Column Chronicles
 
Seeing Depression
 
 
Frank Cotolo
September 25, 2014
 
Many times we are insensitive to people close to us (I mean friends and family, not people leaning against us on a crowded bus or train) and we cannot identify the tenuous condition known as Depression. Once a passing mood, Depression has become a serious illness but still not serious enough to diagnose quickly.
 
In this blog we will show you how to identify Depression, according to a new book called "Identifying Depression and Other Rules for People with No Compassion," by Erkstein Klienstein.
 
The author writes in the beginning of the book that it is important to realize you are not experiencing Depression in order to identify it in others. "If you are depressed," Klienstein writes, "you better know it or else someone else who is depressed may actually seem happy to you, especially if you are more depressed than the other depressed person, whom does not recognize their own depression."
 
Once you know you are sans Depression, look for some signs in others that indicate they are under the dark spell of the disease (Klienstein makes note, as well, that most diseases do not have light spells, only dark ones).
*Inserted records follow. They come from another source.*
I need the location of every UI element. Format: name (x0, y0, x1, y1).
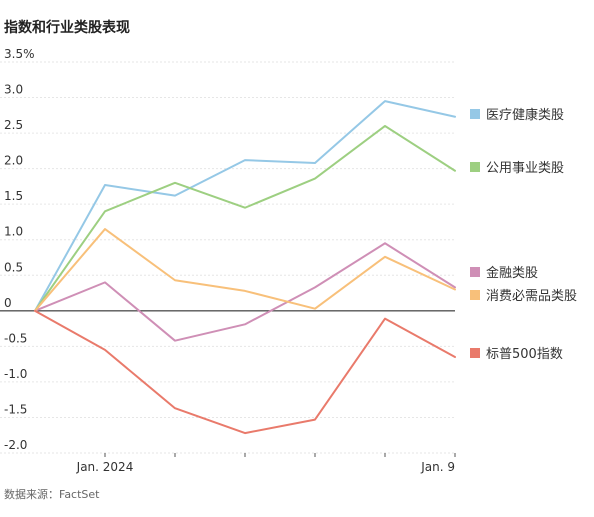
legend-swatch (470, 109, 480, 119)
y-tick-label: 0 (4, 296, 12, 310)
source-note: 数据来源：FactSet (4, 488, 100, 501)
chart-title: 指数和行业类股表现 (4, 20, 130, 36)
x-axis: Jan. 2024 Jan. 9 (76, 453, 456, 474)
x-tick-label: Jan. 9 (420, 460, 455, 474)
legend-label: 医疗健康类股 (486, 107, 564, 123)
y-tick-label: -2.0 (4, 438, 27, 452)
legend-item: 标普500指数 (470, 347, 563, 362)
y-tick-label: 2.5 (4, 118, 23, 132)
legend-label: 公用事业类股 (486, 161, 564, 176)
y-axis: 3.5% 3.0 2.5 2.0 1.5 1.0 0.5 0 -0.5 -1.0 -1.5 -2.0 (4, 47, 35, 452)
series-line-0 (34, 100, 456, 312)
series-lines (34, 100, 456, 435)
y-tick-label: -0.5 (4, 331, 27, 345)
legend-swatch (470, 162, 480, 172)
y-tick-label: 1.5 (4, 189, 23, 203)
y-tick-label: -1.5 (4, 402, 27, 416)
legend-item: 消费必需品类股 (470, 289, 577, 304)
legend-label: 金融类股 (486, 265, 538, 281)
y-tick-label: -1.0 (4, 367, 27, 381)
gridlines (0, 61, 455, 454)
y-tick-label: 2.0 (4, 154, 23, 168)
legend-item: 金融类股 (470, 265, 538, 281)
series-line-4 (34, 309, 456, 435)
legend-item: 医疗健康类股 (470, 107, 564, 123)
y-tick-label: 1.0 (4, 225, 23, 239)
legend-label: 消费必需品类股 (486, 289, 577, 304)
legend-swatch (470, 348, 480, 358)
y-tick-label: 3.0 (4, 83, 23, 97)
x-tick-label: Jan. 2024 (76, 460, 134, 474)
legend-swatch (470, 290, 480, 300)
series-line-2 (34, 242, 456, 342)
y-tick-label: 0.5 (4, 260, 23, 274)
legend-label: 标普500指数 (486, 347, 563, 362)
legend-item: 公用事业类股 (470, 161, 564, 176)
series-line-1 (34, 124, 456, 312)
series-line-3 (34, 228, 456, 312)
legend-swatch (470, 267, 480, 277)
y-tick-label: 3.5% (4, 47, 35, 61)
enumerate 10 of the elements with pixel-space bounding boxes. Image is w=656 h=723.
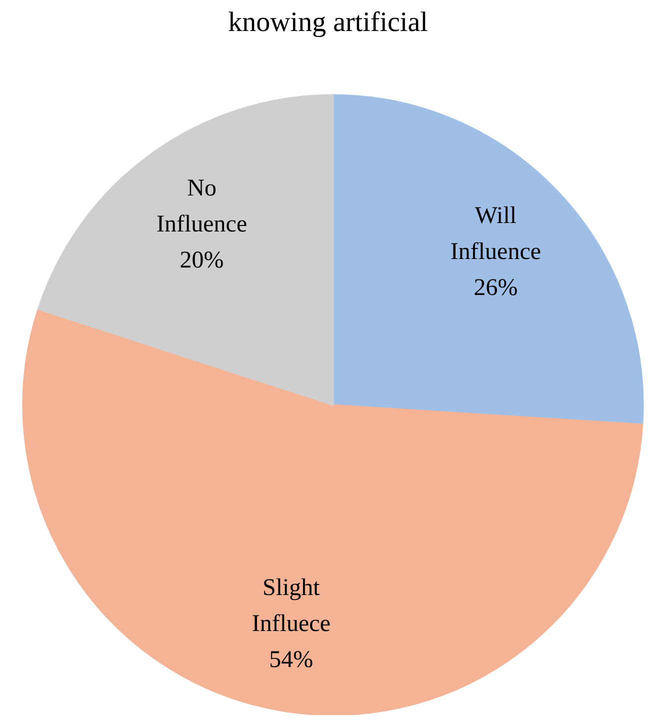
slice-label: Will Influence bbox=[450, 203, 542, 266]
chart-title: knowing artificial bbox=[227, 7, 429, 40]
data-label: 20% bbox=[180, 247, 224, 274]
pie-slice bbox=[37, 94, 334, 406]
data-label: 54% bbox=[269, 647, 314, 674]
data-label: 26% bbox=[474, 275, 518, 302]
pie-slice bbox=[332, 94, 644, 426]
slice-label: Slight Influece bbox=[252, 575, 330, 638]
pie-slice bbox=[22, 308, 644, 715]
slice-label: No Influence bbox=[156, 175, 248, 238]
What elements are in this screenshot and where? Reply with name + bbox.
Here are some signs that a person has Depression and may be unaware of it.
 
If a person is shopping for breakfast cereal at a major supermarket and stops mid-aisle to draw moustaches upon the faces of Snap, Crackle, Pop and other characters printed upon product packages, he or she is depressed.
 
If a person hails a taxi using real hail, he or she is depressed.
 
If a person is crying into a bowl of soup and still eating it, ignoring that there is a fly floating in the soup, he or she is depressed.
 
If a person hugs you and you feel sharp, penetrating pokes in your back, followed by bleeding, he or she is depressed.
 
If your are holding the hand of a loved one while strolling along the street and your loved one's hand becomes clammy and your loved one buckles to his or her knees while still clutching to your hand and your loved one begins an attempt to sing verses from Jerome Kern songs, he or she is depressed.
 
If you begin to feel like crying because someone is telling you they are feeling as if knowing you is not worth their time, he or she is depressed.
 
Klienstein's list has many more examples, which is why reading the book may do you more good than reading only what was in this blog. Klienstein has written other books on emotional disturbance and I hope to write blogs on those books, also, though you are urged not to hold your breath. (Of course, if you are holding your breath waiting for another blog about a Klienstein book, you are depressed.)